Insulin induces an EMT-like process in mammary epithelial cells MCF10A.

Diabetes mellitus has been related with an increased risk of breast cancer, whereas it has been suggested that links between diabetes mellitus and cancer are hyperinsulinemia, insulin resistance, hyperglycemia, and chronic inflammation induced by adipose tissue. Contribution of hyperinsulinemia to carcinogenesis is mediated through resistance to endogenous insulin and by exogenous insulin used in treatment. Epithelial to mesenchymal transition (EMT) is a process by which epithelial cells are transdifferentiated to a mesenchymal state that has been implicated in cancer progression. However, the role of insulin in EMT process has not been studied in detail. In the present study, we demonstrate that insulin induces downregulation of E-cadherin expression, accompanied with an increase of N-cadherin and vimentin expression, and an increase of MMP-2 and -9 secretions. Insulin also induces FAK activation, an increase of NFκB DNA binding activity, migration, and invasion of mammary non-tumorigenic epithelial cells MCF10A. In addition, migration requires the activity of insulin receptors and insulin-like growth factor receptor 1 (IGF1R). In summary, our results demonstrate that insulin induces an EMT-like process in MCF10A cells.

Linoleic acid induces migration and invasion through FFAR4- and PI3K-/Akt-dependent pathway in MDA-MB-231 breast cancer cells.

An increased risk of developing breast cancer has been associated with high levels of dietary fat intake.

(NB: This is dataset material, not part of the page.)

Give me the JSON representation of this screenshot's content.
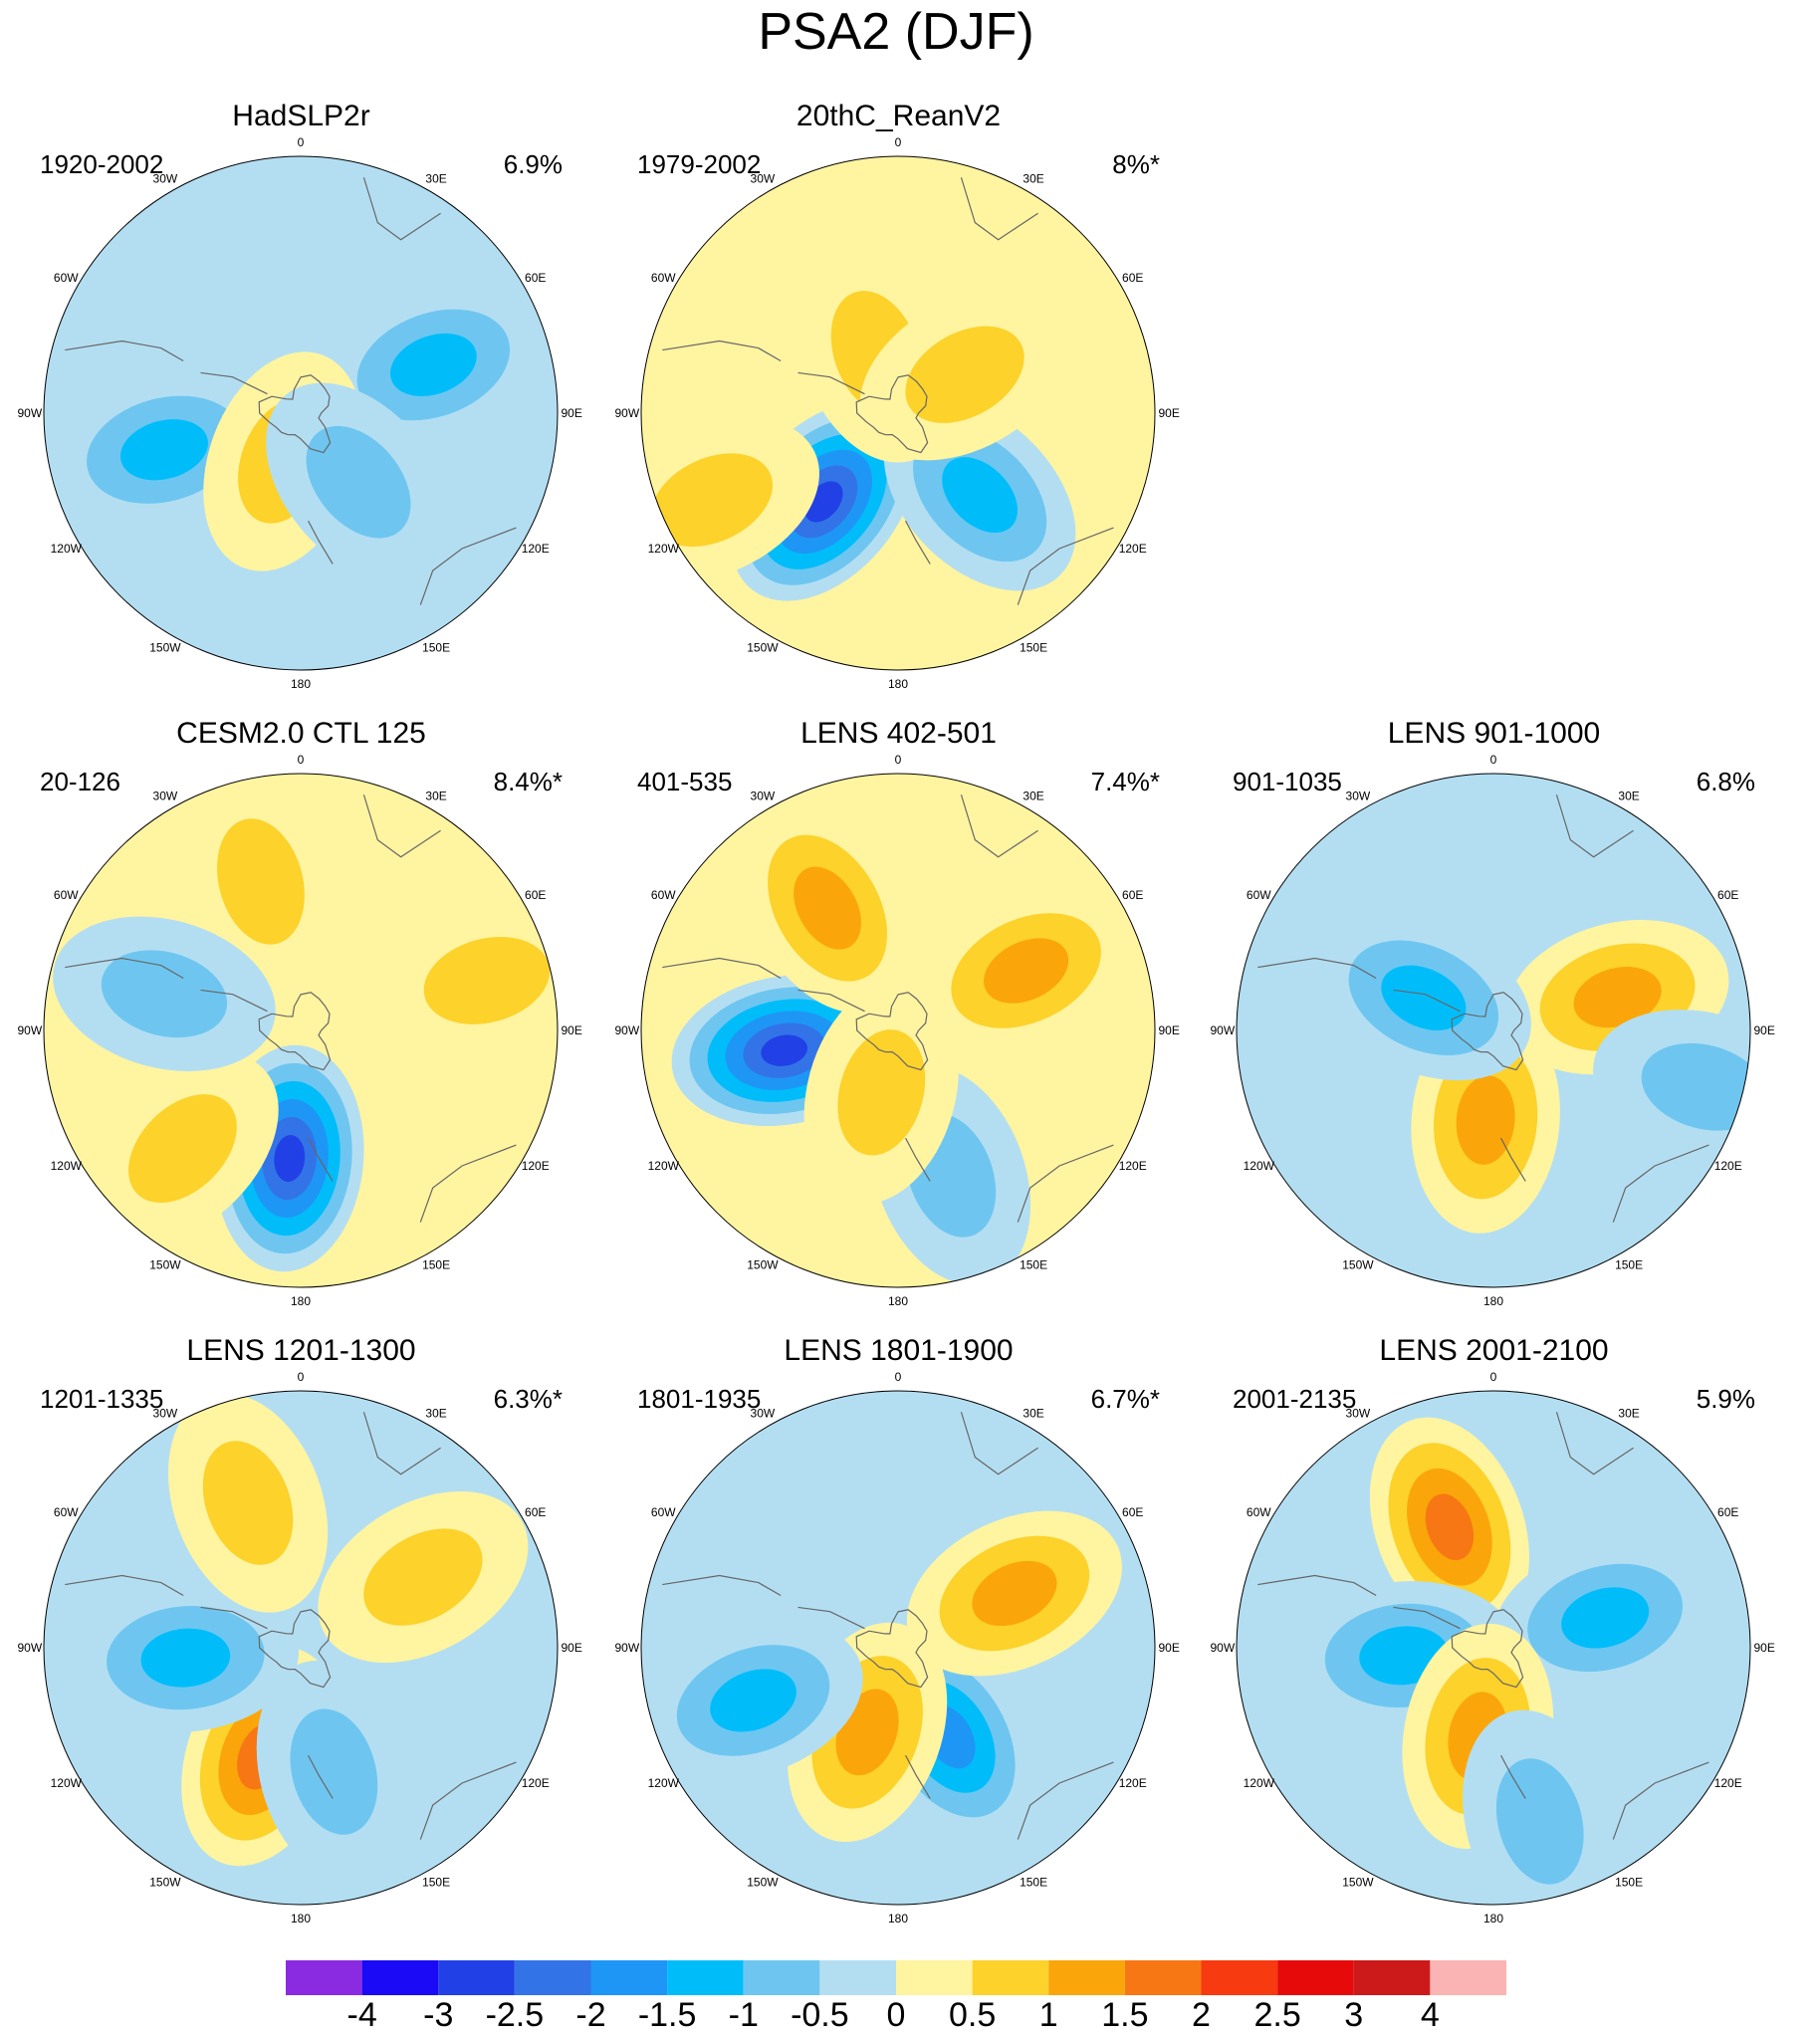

Linoleic acid (LA) is an essential fatty acid and the major ω-6 polyunsaturated fatty acid in occidental diets, which is able to induce inappropriate inflammatory responses that contribute to several chronic diseases including cancer. In breast cancer cells, LA induces migration. However, the signal transduction pathways that mediate migration and whether LA induces invasion in MDA-MB-231 breast cancer cells have not been studied in detail. We demonstrate here that LA induces Akt2 activation, invasion, an increase in NFκB-DNA binding activity, miR34a upregulation and miR9 downregulation in MDA-MB-231 cells. Moreover, Akt2 activation requires EGFR and PI3K activity, whereas migration and invasion are dependent on FFAR4, EGFR and PI3K/Akt activity. Our findings demonstrate, for the first time, that LA induces migration and invasion through an EGFR-/PI3K-/Akt-dependent pathway in MDA-MB-231 breast cancer cells.